Per questi motivi, la promozione di una maggiore partecipazione femminile alle discipline STEM, è uno dei dieci principi chiave del “Manifesto sull’empowerment femminile” elaborato da The European House – Ambrosetti con il supporto di un Business Advisory Board internazionale e del Club Ambrosetti. Il Manifesto è già stato firmato già da molti capi azienda e i suoi 10 principi sono gli elementi che, dal nostro punto di vista, devono essere posti al centro delle strategie di sviluppo di istituzioni e imprese al fine di raggiungere la parità di genere e liberare l’energia delle donne in tutti i Paesi.
L’Equal Pay, ancora oggi, è un miraggio o è stato raggiunto in alcuni Paesi?
L’Italia è, in realtà, tra i Paesi meno colpiti dal gender wage gap orario: la differenza nella retribuzione oraria tra uomini e donne vale 5,6 punti percentuali, rispetto ad altri Paesi, come il Regno Unito e la Germania, dove ammonta rispettivamente a 16 e 15,3 punti percentuali.
Nonostante presenti un gender wage gap orario tra i più bassi in Europa, l’Italia mostra un gender gap pensionistico tra i più elevati, a causa delle minori ore lavorate dalle donne: il rapporto è di 0,82 ore lavorate da una donna per ogni ora di lavoro di un uomo.
Il gender wage gap non tiene conto del fatto che le donne lavorano meno sia in termini di effettiva partecipazione al mercato del lavoro, sia in termini di ore lavorate. Questo fa sì che le donne guadagnino meno in valore assoluto e quindi accumulino meno contributi nel corso della propria vita, portando a un beneficio pensionistico di 31,9 punti percentuali inferiore a quello degli uomini.
Qual è il plus valore che la gender diversity e la leadership femminile possono portare alle aziende?
L’eterogeneità di punti di vista e opinioni è sempre un elemento che genera valore aggiunto e ricchezza.
Anche a livello aziendale, una maggiore rappresentanza femminile nella leadership delle imprese può offrire un contributo in termini di ampiezza e completezza della visione strategica, inclusione e capacità di lettura delle tendenze evolutive del contesto di riferimento.
Più in generale, un’azienda che non valorizza adeguatamente la gender diversity, stimolando la partecipazione femminile a qualsiasi livello manageriale e operativo, perde la possibilità di sfruttare il 50% delle idee e del talento della popolazione.
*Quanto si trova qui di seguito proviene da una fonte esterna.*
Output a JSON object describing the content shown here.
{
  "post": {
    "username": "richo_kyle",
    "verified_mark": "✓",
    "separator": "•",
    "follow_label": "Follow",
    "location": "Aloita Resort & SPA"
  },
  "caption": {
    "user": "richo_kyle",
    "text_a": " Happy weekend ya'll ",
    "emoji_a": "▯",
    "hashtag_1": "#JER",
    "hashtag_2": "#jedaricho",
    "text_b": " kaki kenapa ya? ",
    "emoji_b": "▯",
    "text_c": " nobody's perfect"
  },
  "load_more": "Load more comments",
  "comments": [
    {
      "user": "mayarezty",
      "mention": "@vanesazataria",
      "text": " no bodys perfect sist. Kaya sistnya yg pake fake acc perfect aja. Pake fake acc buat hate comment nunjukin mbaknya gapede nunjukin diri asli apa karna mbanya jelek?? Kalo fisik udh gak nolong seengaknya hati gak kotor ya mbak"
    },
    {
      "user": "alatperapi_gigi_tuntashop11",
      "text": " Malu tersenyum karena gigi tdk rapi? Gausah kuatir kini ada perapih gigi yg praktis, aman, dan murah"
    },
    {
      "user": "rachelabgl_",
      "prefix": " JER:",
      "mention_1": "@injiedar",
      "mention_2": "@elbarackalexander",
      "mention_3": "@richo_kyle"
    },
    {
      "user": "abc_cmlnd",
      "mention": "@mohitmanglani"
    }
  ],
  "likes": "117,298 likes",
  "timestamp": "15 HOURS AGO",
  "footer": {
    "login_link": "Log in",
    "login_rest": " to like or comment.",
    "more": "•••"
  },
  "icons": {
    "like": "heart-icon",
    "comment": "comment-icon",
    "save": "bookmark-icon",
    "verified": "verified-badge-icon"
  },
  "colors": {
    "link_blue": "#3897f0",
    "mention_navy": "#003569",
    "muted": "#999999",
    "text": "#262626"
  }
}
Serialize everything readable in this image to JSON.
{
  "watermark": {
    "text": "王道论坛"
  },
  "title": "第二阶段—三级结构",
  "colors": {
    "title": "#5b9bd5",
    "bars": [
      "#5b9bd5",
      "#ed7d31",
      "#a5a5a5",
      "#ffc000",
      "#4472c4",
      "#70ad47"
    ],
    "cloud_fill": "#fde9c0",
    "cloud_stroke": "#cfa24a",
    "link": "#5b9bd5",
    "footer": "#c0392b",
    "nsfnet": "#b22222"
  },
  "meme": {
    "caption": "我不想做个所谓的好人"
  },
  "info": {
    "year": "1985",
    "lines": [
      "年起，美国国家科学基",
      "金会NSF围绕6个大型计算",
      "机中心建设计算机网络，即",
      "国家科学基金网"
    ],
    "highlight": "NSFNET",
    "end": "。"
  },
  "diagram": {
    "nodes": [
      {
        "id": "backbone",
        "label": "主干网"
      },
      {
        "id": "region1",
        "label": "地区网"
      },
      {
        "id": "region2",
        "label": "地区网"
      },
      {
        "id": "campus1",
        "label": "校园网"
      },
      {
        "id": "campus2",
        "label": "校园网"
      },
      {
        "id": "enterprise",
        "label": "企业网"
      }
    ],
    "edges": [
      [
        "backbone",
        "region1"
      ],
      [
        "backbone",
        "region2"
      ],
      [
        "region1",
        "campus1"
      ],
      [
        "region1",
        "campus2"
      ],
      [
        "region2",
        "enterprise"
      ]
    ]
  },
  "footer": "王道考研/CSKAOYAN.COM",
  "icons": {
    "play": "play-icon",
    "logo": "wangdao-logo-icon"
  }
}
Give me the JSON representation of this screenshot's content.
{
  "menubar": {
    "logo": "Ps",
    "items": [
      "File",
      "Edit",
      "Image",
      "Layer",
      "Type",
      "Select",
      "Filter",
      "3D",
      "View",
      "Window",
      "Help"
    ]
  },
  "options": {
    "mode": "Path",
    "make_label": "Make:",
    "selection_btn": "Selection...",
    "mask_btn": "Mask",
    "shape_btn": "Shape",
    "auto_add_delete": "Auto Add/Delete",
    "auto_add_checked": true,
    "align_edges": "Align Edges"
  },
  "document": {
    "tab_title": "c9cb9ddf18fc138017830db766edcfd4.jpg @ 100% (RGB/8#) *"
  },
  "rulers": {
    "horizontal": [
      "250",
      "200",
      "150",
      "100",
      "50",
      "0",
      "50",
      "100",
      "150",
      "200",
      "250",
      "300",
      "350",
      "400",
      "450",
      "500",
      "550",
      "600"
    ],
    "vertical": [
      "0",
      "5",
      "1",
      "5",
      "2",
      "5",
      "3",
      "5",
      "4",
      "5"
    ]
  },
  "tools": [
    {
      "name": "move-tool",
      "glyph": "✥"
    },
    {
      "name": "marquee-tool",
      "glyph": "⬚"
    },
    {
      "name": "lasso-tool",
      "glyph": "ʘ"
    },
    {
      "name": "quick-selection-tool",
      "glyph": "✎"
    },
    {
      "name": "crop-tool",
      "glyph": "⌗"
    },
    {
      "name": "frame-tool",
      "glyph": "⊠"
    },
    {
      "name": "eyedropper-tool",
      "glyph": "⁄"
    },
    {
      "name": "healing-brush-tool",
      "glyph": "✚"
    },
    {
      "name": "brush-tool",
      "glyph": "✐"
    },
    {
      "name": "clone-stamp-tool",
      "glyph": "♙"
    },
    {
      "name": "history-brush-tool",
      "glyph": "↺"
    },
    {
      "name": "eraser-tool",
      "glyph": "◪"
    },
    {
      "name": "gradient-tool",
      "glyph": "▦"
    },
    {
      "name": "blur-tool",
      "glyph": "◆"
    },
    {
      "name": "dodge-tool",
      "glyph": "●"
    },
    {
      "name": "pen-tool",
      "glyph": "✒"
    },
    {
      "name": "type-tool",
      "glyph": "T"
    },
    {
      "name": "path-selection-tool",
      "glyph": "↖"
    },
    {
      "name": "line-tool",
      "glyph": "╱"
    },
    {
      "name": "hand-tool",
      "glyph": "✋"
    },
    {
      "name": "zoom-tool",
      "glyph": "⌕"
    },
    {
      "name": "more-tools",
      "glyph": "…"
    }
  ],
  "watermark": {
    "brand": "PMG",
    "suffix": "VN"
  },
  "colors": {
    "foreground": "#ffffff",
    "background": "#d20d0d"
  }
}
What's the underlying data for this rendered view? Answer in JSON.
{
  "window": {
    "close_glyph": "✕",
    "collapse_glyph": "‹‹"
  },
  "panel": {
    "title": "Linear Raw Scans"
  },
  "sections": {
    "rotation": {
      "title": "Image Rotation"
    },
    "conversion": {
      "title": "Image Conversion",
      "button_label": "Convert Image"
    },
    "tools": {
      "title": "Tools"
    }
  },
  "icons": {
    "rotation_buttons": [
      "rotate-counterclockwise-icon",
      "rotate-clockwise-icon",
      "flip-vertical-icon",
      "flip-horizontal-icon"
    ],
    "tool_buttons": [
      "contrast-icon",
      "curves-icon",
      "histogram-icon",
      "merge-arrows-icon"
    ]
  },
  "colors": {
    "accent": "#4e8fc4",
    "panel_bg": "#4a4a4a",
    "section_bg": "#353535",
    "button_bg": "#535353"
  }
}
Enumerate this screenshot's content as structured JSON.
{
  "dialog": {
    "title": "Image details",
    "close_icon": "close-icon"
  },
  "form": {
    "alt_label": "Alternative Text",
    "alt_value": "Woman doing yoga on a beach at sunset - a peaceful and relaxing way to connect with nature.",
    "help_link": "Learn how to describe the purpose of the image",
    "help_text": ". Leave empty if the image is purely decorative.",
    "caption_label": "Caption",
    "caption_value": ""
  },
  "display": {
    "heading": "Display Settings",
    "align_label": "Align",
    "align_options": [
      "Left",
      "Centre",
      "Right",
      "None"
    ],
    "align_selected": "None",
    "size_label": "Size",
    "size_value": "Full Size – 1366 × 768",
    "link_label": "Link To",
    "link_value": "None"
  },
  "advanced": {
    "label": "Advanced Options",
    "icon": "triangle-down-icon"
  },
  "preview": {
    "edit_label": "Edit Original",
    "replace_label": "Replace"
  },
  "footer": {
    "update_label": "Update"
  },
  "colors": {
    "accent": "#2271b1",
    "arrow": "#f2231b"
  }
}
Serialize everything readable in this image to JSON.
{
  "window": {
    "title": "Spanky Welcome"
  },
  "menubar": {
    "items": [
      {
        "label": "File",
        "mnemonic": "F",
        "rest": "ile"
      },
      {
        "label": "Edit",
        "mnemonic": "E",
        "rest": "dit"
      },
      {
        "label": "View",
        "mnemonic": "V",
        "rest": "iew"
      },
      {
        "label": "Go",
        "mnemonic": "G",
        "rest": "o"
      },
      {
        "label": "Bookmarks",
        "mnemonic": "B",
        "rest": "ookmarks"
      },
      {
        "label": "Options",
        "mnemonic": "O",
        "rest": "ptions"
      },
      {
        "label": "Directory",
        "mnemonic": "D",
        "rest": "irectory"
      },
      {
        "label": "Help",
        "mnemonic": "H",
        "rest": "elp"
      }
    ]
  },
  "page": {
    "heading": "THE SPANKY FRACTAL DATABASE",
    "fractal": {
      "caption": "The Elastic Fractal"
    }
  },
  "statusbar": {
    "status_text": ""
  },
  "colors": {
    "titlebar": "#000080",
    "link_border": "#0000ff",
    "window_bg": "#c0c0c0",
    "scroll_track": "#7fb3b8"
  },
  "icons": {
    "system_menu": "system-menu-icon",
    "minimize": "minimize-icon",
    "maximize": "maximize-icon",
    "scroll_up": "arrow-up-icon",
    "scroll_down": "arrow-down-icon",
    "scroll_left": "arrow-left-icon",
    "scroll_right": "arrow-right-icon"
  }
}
In qualità di unica società privata esterna, chiamata a presentare alla conferenza ministeriale del G20 sul women empowerment del 26 agosto 2021, tenutasi a Santa Margerita Ligure, The European House – Ambrosetti è più che mai convinta della necessità di un cambio di paradigma epocale. Bisogna guardare al tema non soltanto da una prospettiva etica, ma anche in modo più pragmatico come a un’opportunità economica di rilancio.
Secondo il modello da noi messo a punto, l’eliminazione del gender pay gap e l’aumento del tasso di occupazione femminile – fino ad eguagliare quello maschile – potrà generare un valore economico pari a 9 trilioni di dollari nei Paesi G20 (circa 12% del PIL totale) di cui 110 miliardi di euro solo per l’Italia (6,7% del PIL). Si tratta di un’opportunità di crescita che, in questa fase, non possiamo certamente permetterci di perdere.